Overview
ISO/IEC 29170-3:2026, titled Information technology - JPEG AIC Assessment of Image Coding - Part 3: Subjective Quality Assessment of High-Fidelity Images, is an international standard from ISO and IEC. This document establishes a robust framework for subjective assessment of image quality in high-fidelity ranges, particularly targeting images that range from good quality up to mathematically lossless compression. The focus is specifically on evaluating distortions arising from image coding processes, such as those introduced by lossy compression algorithms, rather than from image capture, sensor, or rendering artefacts.
This standard provides practical methodologies for developers, testers, and researchers to carry out psychophysical assessments using human observers, ensuring precise and reproducible quality evaluation for advanced image compression codecs.
Key Topics
- Subjective Image Quality Assessment: Details experimental procedures focusing on human perception of image fidelity (how closely a compressed image matches the original).
- Fidelity vs. Appeal: The methodology emphasizes assessment of fidelity-truthfulness to the source image, rather than aesthetic appeal.
- Triplet Comparison Approach: Introduces a method where two distorted images and their original source (“pivot”) are presented for comparative evaluation by observers.
- Boosted and Plain Triplet Comparisons:
- Boosted Techniques: Use artefact amplification, zooming, and flickering to enhance visibility of distortions, enabling fine-grained differentiation, especially near visually lossless quality.
- Plain Techniques: Rely on unmodified image presentations for baseline comparison.
- Observer Selection and Viewing Conditions: Specifies criteria for selecting observers with normal visual acuity and color vision, and outlines both controlled laboratory and crowdsourced test environments.
- Dataset Preparation: Recommends selection of high-quality, diverse, representative source images appropriate to the codecs and targeted applications.
- Statistical Data Analysis: Employs psychometric scaling, notably Thurstone’s Case V model and Maximum Likelihood Estimation (MLE), to quantify perceptual differences in “just noticeable difference” (JND) units.
- Data Cleansing and Quality Control: Includes robust procedures for filtering out inconsistent or unreliable observer responses.
Applications
The standard’s subjective quality assessment methodology is highly relevant in scenarios such as:
- Development and Optimization of Image Codecs: JPEG or similar image compression algorithms can be objectively compared at high-fidelity levels to ensure minimal perceivable loss.
- Benchmarking and Quality Assurance: Provides a consistent approach to assess the visual performance of different codecs and configurations, supporting procurement, R&D, and product development decisions.
- Research in Visual Perception and Coding: Facilitates academic studies on human visual thresholds for compression artefacts, supporting advancements in perceptual coding.
- Medical and Scientific Imaging: Assists in evaluating compression schemes for applications requiring preservation of visually lossless image quality.

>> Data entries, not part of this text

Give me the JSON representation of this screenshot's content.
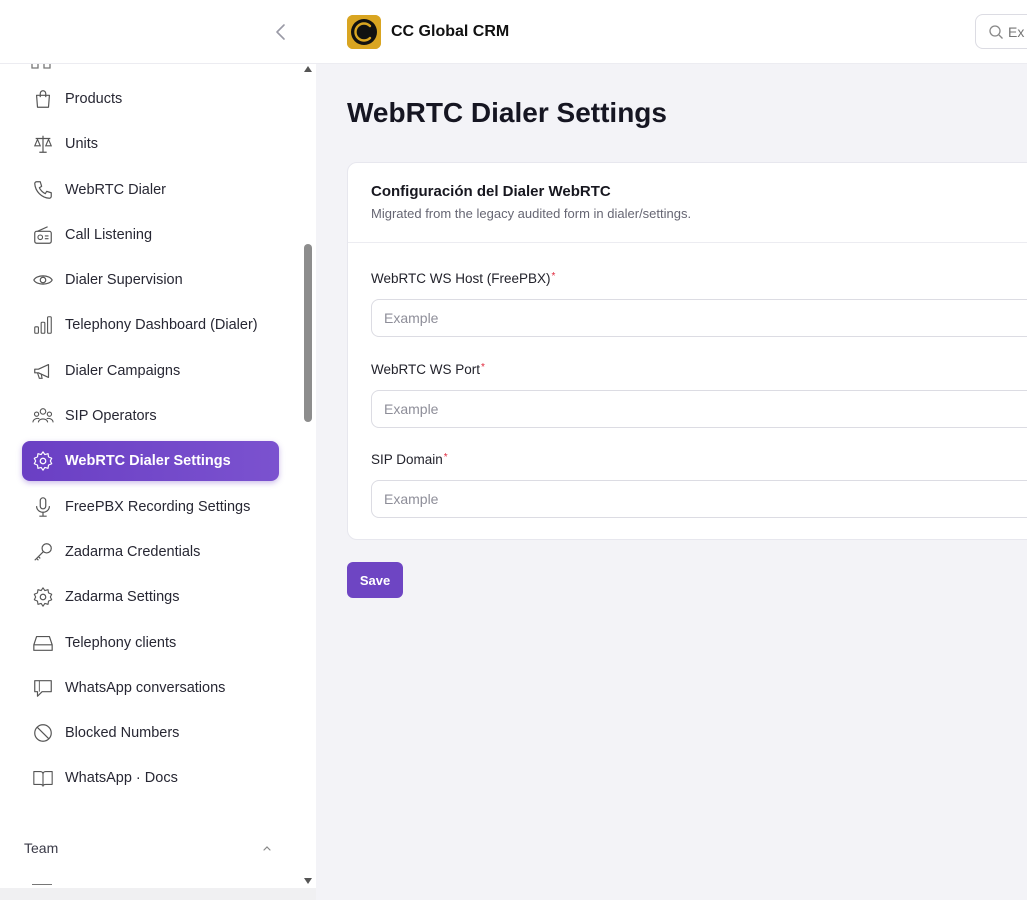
{
  "app": {
    "name": "CC Global CRM"
  },
  "search": {
    "placeholder": "Ex"
  },
  "sidebar": {
    "items": [
      {
        "label": "Products",
        "icon": "shopping-bag-icon",
        "active": false
      },
      {
        "label": "Units",
        "icon": "scale-icon",
        "active": false
      },
      {
        "label": "WebRTC Dialer",
        "icon": "phone-icon",
        "active": false
      },
      {
        "label": "Call Listening",
        "icon": "radio-icon",
        "active": false
      },
      {
        "label": "Dialer Supervision",
        "icon": "eye-icon",
        "active": false
      },
      {
        "label": "Telephony Dashboard (Dialer)",
        "icon": "bar-chart-icon",
        "active": false
      },
      {
        "label": "Dialer Campaigns",
        "icon": "megaphone-icon",
        "active": false
      },
      {
        "label": "SIP Operators",
        "icon": "users-icon",
        "active": false
      },
      {
        "label": "WebRTC Dialer Settings",
        "icon": "gear-icon",
        "active": true
      },
      {
        "label": "FreePBX Recording Settings",
        "icon": "microphone-icon",
        "active": false
      },
      {
        "label": "Zadarma Credentials",
        "icon": "key-icon",
        "active": false
      },
      {
        "label": "Zadarma Settings",
        "icon": "gear-icon",
        "active": false
      },
      {
        "label": "Telephony clients",
        "icon": "inbox-icon",
        "active": false
      },
      {
        "label": "WhatsApp conversations",
        "icon": "chat-icon",
        "active": false
      },
      {
        "label": "Blocked Numbers",
        "icon": "blocked-icon",
        "active": false
      },
      {
        "label": "WhatsApp · Docs",
        "icon": "book-icon",
        "active": false
      }
    ],
    "team_label": "Team"
  },
  "main": {
    "title": "WebRTC Dialer Settings",
    "card": {
      "title": "Configuración del Dialer WebRTC",
      "subtitle": "Migrated from the legacy audited form in dialer/settings.",
      "fields": [
        {
          "label": "WebRTC WS Host (FreePBX)",
          "required_mark": "*",
          "placeholder": "Example",
          "value": ""
        },
        {
          "label": "WebRTC WS Port",
          "required_mark": "*",
          "placeholder": "Example",
          "value": ""
        },
        {
          "label": "SIP Domain",
          "required_mark": "*",
          "placeholder": "Example",
          "value": ""
        }
      ]
    },
    "save_label": "Save"
  },
  "colors": {
    "accent": "#6e45c3",
    "active_bg": "#6a3fc4",
    "required": "#e0263a",
    "logo_gold": "#d9a521"
  }
}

- Standardization and Compliance Testing: Supports regulatory or quality certification processes by enabling repeatable, recognized methods for high-fidelity image assessment.
Related Standards
Organizations implementing ISO/IEC 29170-3:2026 may benefit from familiarizing themselves with these related standards:
- ISO/IEC 29170-1: General framework for JPEG AIC assessment of image coding.
- ISO/IEC 29170-2: Procedures for visually lossless fidelity assessment, including the flicker test used as a methodological basis in Part 3.
- ITU-R BT.500: Referenced for protocols on subjective visual assessment of quality, especially in controlled viewing conditions.
- ISO 8596: Visual acuity testing (relevant to observer selection procedures).
By adhering to ISO/IEC 29170-3:2026, stakeholders in the information technology and imaging sectors can ensure that their subjective image quality evaluations for high-fidelity images are accurate, consistent, and internationally recognized.